My son’s personality is an intriguing dichotomy. He is frequently a total, off-the-wall goofball who loves to make jokes and crack others (and himself) up with his silly antics and humor. His laugh is infectious and when something really tickles him he wants to share it (again and again) with everyone around him. He is constantly coming up with ways to make me laugh.
But he can also be a serious scholar, who grasps intangible concepts far beyond his age level. He can spend lengthy periods of time pouring over a puzzle or a book, and sometimes retreats from the social atmosphere because he just needs some “alone time.”
He misses Xander. He has been remarkably resilient in the wake of losing his best friend in a drowning accident last summer, but Xander is frequently on his mind and he occasionally has days when he seems to struggle with the weight of permanent (at least, for the length of this lifetime) loss. I think true grief is like that, coming in waves where sometimes the seas are calm and you can manage through life as usual, and other times it comes out of nowhere and knocks your boat over.
A couple of weeks ago, I was in my craft room when I started to hear a small, whimpering voice. At first I thought maybe the kids were playing (they frequently role-play, where one is the parent and the other is the kid… and the kid role involves a LOT of whining).
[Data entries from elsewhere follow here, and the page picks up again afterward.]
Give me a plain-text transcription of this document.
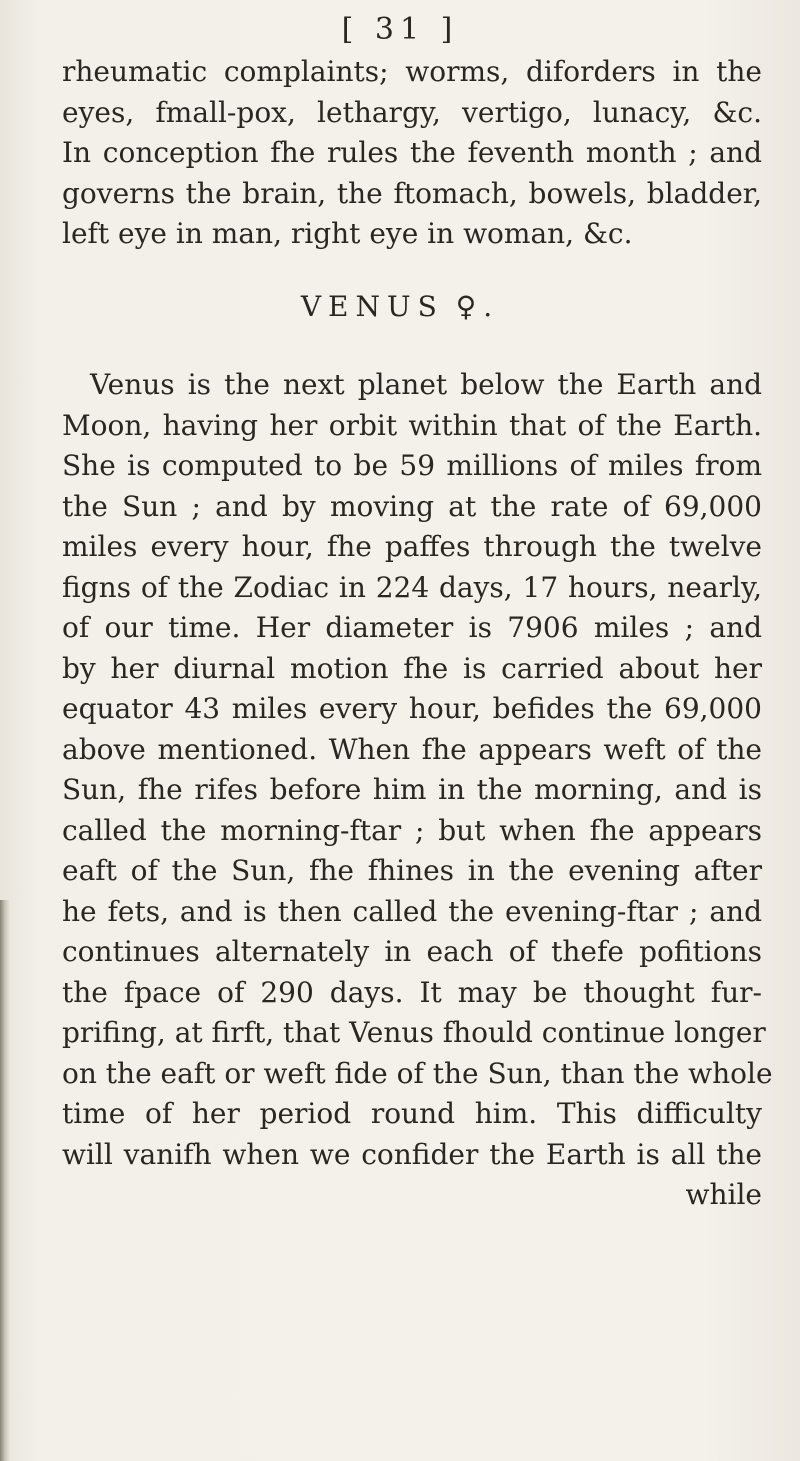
[ 31 ]
rheumatic complaints; worms, diforders in the
eyes, fmall-pox, lethargy, vertigo, lunacy, &c.
In conception fhe rules the feventh month ; and
governs the brain, the ftomach, bowels, bladder,
left eye in man, right eye in woman, &c.
VENUS ♀.
Venus is the next planet below the Earth and
Moon, having her orbit within that of the Earth.
She is computed to be 59 millions of miles from
the Sun ; and by moving at the rate of 69,000
miles every hour, fhe paffes through the twelve
figns of the Zodiac in 224 days, 17 hours, nearly,
of our time. Her diameter is 7906 miles ; and
by her diurnal motion fhe is carried about her
equator 43 miles every hour, befides the 69,000
above mentioned. When fhe appears weft of the
Sun, fhe rifes before him in the morning, and is
called the morning-ftar ; but when fhe appears
eaft of the Sun, fhe fhines in the evening after
he fets, and is then called the evening-ftar ; and
continues alternately in each of thefe pofitions
the fpace of 290 days. It may be thought fur-
prifing, at firft, that Venus fhould continue longer
on the eaft or weft fide of the Sun, than the whole
time of her period round him. This difficulty
will vanifh when we confider the Earth is all the
while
But I soon realized that Kaelin was downstairs, so I followed the sound and found Koren sitting by himself in the media room. The Apple TV’s slideshow was running and he was watching our family pictures scroll up the screen.
“You ok, bud?”
“Mama… I miss Xander. I want things to be like they were in that picture. With me and Xander at Chuck E Cheese.”
“Were you talking to Xander just now?”
I want so badly to make this better for him. That’s my right after all, isn’t it? The Sacred Superpower granted to all parents: kisses and words to offer that make all the boo-boos feel better and all the monsters disappear.
But – surprise – there are some wounds that can’t be healed with hugs and kisses. These wounds continue to hurt the ones you try so hard to shield.
He had another wave yesterday. We were at a restaurant with my family and Koren suddenly retreated. I noticed him sitting in a corner instead of in his chair and asked him to come sit with me. He climbed up in my lap and we chatted for a bit, and then I took him to the bathroom. Once we were in there, between his goofy attempts to make himself invisible so he could jump out and surprise me, we had the following conversation:
“Mama, can I tell you something?”
“Do you know why I was sitting in the corner?”
“Because I was thinking of Xander. And I wish we were playing together.”
His mood picked up after lunch and he seemed to really enjoy the rest of the day (especially T-Ball practice), but his friend remained on his mind. He brought it up again at bedtime and told me that every time he sees a helicopter it makes him think of Xander (who was flown to the hospital in one). He wanted to know if, whenever they are reunited in Heaven some day, Xander would still be four, or if they will be the same age. He still prays for Xander’s family nearly every night.
Today, he’s in good spirits. He bounded down the stairs this morning full of life and hoping for a boiled egg with breakfast. While eating, he ruminated on whether he wants to be a teacher or a doctor when he grows up. It appears yesterday’s funk has passed.
Even though his instinct is to retreat when he’s feeling down or needing to process, talking about it does seem to help him. Despite my wishes (and futile attempts), I can’t calm the ocean for him. I can only ride the waves with him, and hold him tight when swells get high.
Perhaps that’s all he needs from me.